Brunello Cucinelli, la maille philosophe
Il y a près de quarante ans, il bouleversait l’univers du cachemire avec ses modèles colorés. Féru de philosophie, le créateur et entrepreneur italien s’emploie aujourd’hui à mettre sa griffe au diapason de ses valeurs humanistes.
UN MODÈLE INSPIRANT
C’est un rituel insolite mais auquel il ne déroge jamais : tous les jours, à 17 h 30, Brunello Cucinelli invite ses « âmes pensantes » – il parle de ses salarié·es en ces termes – à quitter leur poste de travail afin de se consacrer en solitaire à sa grande passion : l’étude de la philosophie. Le modèle d’entreprise de celui qu’on surnomme « l’entrepreneur humaniste » en Italie est un cas d’économie moderne étudié à Harvard. Convaincu que la beauté des lieux stimule la créativité, il a basé son entreprise quasi utopique dans le bourg de Solomeo. Là, tout n’est qu’harmonie et beauté : ses ateliers, installés dans la forteresse du XIVe siècle, jouxtent un théâtre, un amphithéâtre, un somptueux jardin, une bibliothèque… Il y a aussi ouvert son Académie néo-humaniste, pour un meilleur développement de l’artisanat. Les jeunes y sont formés aux techniques du fait main, à l’anglais, l’architecture et, bien sûr, la philosophie.

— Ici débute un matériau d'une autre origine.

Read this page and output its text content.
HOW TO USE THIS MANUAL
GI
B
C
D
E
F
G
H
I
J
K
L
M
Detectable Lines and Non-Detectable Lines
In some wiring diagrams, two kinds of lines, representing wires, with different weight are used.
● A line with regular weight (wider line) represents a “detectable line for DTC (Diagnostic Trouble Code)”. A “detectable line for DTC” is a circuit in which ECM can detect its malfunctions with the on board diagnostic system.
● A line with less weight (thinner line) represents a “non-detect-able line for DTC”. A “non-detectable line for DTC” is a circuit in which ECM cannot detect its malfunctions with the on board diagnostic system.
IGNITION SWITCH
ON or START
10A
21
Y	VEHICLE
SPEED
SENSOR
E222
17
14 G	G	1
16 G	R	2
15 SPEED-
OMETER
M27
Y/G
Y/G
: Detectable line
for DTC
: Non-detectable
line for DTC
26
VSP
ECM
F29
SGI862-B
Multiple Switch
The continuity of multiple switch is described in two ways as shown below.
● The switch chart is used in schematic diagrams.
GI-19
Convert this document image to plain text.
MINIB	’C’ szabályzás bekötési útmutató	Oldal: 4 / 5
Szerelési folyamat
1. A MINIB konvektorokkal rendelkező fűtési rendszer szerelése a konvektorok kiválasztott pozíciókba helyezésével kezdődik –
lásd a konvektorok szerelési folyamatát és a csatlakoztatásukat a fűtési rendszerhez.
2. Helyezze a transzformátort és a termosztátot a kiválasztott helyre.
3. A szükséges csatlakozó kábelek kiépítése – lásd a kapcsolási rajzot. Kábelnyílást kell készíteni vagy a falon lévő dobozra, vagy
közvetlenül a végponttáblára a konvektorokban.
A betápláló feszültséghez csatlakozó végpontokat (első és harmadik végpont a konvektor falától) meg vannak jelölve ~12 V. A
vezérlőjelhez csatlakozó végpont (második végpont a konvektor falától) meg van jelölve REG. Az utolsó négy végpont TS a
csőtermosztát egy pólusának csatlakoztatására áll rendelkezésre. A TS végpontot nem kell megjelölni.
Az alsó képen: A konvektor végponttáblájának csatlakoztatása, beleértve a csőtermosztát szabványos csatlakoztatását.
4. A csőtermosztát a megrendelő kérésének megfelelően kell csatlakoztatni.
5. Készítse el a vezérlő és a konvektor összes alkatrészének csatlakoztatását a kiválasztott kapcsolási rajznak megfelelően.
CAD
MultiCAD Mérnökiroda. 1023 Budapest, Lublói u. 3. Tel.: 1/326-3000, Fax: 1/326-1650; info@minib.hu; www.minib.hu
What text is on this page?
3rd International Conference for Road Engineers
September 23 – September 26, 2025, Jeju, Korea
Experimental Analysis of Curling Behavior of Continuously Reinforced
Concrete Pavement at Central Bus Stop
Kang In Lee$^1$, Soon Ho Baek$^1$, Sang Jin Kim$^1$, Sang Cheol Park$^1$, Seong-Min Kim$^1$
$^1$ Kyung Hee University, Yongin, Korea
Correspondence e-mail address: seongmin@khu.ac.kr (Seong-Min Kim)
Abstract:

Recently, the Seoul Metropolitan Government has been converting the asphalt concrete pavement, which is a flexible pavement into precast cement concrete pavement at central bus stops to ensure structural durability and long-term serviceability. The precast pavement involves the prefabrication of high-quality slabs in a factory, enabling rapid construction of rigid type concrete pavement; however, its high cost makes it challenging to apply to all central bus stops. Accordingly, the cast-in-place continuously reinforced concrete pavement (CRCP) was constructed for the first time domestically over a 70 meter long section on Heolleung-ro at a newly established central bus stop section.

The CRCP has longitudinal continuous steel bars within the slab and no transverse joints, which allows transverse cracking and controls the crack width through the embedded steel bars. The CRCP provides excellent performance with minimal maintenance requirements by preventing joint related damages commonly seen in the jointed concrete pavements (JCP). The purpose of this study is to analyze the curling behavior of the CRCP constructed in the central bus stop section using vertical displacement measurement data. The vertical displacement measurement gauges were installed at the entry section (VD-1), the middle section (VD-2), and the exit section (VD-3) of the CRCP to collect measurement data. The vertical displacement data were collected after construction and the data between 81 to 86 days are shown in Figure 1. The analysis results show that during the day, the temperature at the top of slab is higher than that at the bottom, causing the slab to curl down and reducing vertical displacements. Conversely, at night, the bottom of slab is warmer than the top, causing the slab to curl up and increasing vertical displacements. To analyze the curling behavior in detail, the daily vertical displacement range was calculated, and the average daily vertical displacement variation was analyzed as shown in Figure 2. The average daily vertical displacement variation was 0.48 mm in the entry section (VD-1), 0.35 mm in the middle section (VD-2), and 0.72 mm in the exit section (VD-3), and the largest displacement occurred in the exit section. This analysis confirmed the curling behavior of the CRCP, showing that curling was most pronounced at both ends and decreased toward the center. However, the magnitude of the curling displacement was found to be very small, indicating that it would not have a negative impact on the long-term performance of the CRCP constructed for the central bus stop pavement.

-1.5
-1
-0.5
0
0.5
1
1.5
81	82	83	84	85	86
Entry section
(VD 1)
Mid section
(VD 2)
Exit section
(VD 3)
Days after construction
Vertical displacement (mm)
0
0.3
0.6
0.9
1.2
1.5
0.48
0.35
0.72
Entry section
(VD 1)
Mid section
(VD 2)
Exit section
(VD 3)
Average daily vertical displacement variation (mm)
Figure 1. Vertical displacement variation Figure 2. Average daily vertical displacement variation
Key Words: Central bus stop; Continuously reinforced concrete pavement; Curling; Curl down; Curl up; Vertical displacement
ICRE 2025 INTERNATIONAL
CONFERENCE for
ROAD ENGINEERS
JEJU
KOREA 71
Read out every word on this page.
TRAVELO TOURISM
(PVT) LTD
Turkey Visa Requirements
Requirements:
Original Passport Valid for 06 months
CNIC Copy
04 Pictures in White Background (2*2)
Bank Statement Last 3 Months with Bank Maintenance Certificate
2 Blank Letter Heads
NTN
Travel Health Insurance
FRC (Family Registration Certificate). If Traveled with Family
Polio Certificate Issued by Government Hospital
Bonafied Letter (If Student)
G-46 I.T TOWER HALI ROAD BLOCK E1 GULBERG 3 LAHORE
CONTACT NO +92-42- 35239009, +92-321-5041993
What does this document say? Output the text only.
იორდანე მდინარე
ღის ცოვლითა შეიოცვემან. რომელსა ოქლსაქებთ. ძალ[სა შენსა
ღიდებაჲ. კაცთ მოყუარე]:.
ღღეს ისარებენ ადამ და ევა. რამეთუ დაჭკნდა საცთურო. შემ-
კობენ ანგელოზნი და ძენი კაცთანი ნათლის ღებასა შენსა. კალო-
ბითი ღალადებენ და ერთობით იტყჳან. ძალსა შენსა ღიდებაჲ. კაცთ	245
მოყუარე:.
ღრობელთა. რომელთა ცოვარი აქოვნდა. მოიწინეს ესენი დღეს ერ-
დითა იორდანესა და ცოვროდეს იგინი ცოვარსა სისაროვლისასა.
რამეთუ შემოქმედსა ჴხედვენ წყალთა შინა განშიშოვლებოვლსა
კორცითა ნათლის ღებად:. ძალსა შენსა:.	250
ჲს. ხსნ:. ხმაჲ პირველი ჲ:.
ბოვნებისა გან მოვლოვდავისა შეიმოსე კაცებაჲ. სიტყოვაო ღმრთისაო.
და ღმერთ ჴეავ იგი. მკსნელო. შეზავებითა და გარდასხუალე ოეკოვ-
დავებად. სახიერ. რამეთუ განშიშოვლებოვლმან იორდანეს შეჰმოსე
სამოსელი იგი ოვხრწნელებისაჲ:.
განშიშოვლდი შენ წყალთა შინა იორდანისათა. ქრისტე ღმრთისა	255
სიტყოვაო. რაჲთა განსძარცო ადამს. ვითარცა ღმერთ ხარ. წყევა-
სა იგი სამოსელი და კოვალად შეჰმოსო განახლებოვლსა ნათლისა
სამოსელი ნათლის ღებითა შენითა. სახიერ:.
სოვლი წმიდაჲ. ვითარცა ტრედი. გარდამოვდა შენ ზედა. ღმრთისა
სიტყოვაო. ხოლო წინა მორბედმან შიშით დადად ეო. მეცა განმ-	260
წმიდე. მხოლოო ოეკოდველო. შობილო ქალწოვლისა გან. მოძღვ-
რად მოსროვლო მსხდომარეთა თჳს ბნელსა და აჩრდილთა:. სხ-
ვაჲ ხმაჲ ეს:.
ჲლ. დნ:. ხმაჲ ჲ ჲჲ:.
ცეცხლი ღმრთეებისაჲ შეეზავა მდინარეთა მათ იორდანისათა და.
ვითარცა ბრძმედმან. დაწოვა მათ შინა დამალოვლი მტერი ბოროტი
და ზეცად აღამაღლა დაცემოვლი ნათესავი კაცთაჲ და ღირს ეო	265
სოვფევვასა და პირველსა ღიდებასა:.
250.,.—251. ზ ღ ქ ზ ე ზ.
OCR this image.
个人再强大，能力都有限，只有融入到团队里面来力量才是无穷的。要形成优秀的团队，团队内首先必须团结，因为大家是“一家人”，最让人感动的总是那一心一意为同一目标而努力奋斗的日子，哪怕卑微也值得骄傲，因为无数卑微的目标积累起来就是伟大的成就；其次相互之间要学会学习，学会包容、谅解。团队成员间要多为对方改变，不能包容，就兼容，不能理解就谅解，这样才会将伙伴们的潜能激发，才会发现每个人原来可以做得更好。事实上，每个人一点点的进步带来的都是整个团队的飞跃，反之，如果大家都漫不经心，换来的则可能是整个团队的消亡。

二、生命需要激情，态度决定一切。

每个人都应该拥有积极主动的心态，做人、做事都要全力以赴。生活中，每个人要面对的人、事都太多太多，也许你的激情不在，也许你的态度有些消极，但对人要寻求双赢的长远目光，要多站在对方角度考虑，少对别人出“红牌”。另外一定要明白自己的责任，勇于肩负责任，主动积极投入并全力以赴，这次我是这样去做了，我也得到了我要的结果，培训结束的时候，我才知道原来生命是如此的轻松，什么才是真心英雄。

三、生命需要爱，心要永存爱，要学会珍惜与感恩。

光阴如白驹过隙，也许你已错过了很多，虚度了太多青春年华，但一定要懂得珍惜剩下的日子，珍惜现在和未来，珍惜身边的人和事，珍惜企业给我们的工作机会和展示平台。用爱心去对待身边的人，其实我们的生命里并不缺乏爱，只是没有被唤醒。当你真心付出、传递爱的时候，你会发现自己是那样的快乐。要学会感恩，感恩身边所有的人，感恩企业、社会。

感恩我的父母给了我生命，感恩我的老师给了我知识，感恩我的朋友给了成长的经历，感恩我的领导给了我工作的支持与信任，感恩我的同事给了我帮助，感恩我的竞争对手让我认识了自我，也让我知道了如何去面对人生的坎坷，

LA RÉVOLUTION DES COULEURS
« Je savais que les femmes empruntaient volontiers dans la garderobe de leur mari les grands pulls qui leur tombaient sous les genoux : elles les portaient manches retroussées, presque comme une tunique enveloppante qui exalte leur féminité. Au fond, il s’agissait seulement de “légitimer” un état de fait », raconte Brunello Cucinelli. En 1978, il se lance donc dans la création de cachemires, en y apportant une touche de modernité – une certaine monotonie régnait alors dans l’univers de la maille, dominé par les tonalités de beige et de gris. Avec son idée nouvelle du cachemire décliné dans toutes les couleurs de l’arc-en-ciel, l’Italien organise sa révolution pacifique et propulse cette matière, jusqu’alors très traditionnelle, dans la sphère mode et couture.
UNE INITIATIVE SOLIDAIRE CONCRÈTE
Avec la crise du Covid-19, depuis un an, la vie quotidienne est rythmée par des phases de confinement et l’industrie de la mode s’en trouve bouleversée. En raison de la fermeture temporaire de ses boutiques, les vêtements de la maison, d’une valeur de production de trente millions d’euros, se sont accumulés. Un excédent malheureux que l’Italien a préféré voir comme une « ressource agréable ». Ainsi est né le Brunello Cucinelli for Humanity, un projet solidaire de réutilisation de ses créations. Avec un réseau de partenaires, la maison offre ses vêtements aux plus démuni·es. Une initiative spontanée et concrète qui symbolise sa philosophie : « Ce serait un réel plaisir pour moi si ce geste était accepté comme un signe d'espoir pour une ère nouvelle et durable », conclut cet entrepreneur d’un genre nouveau.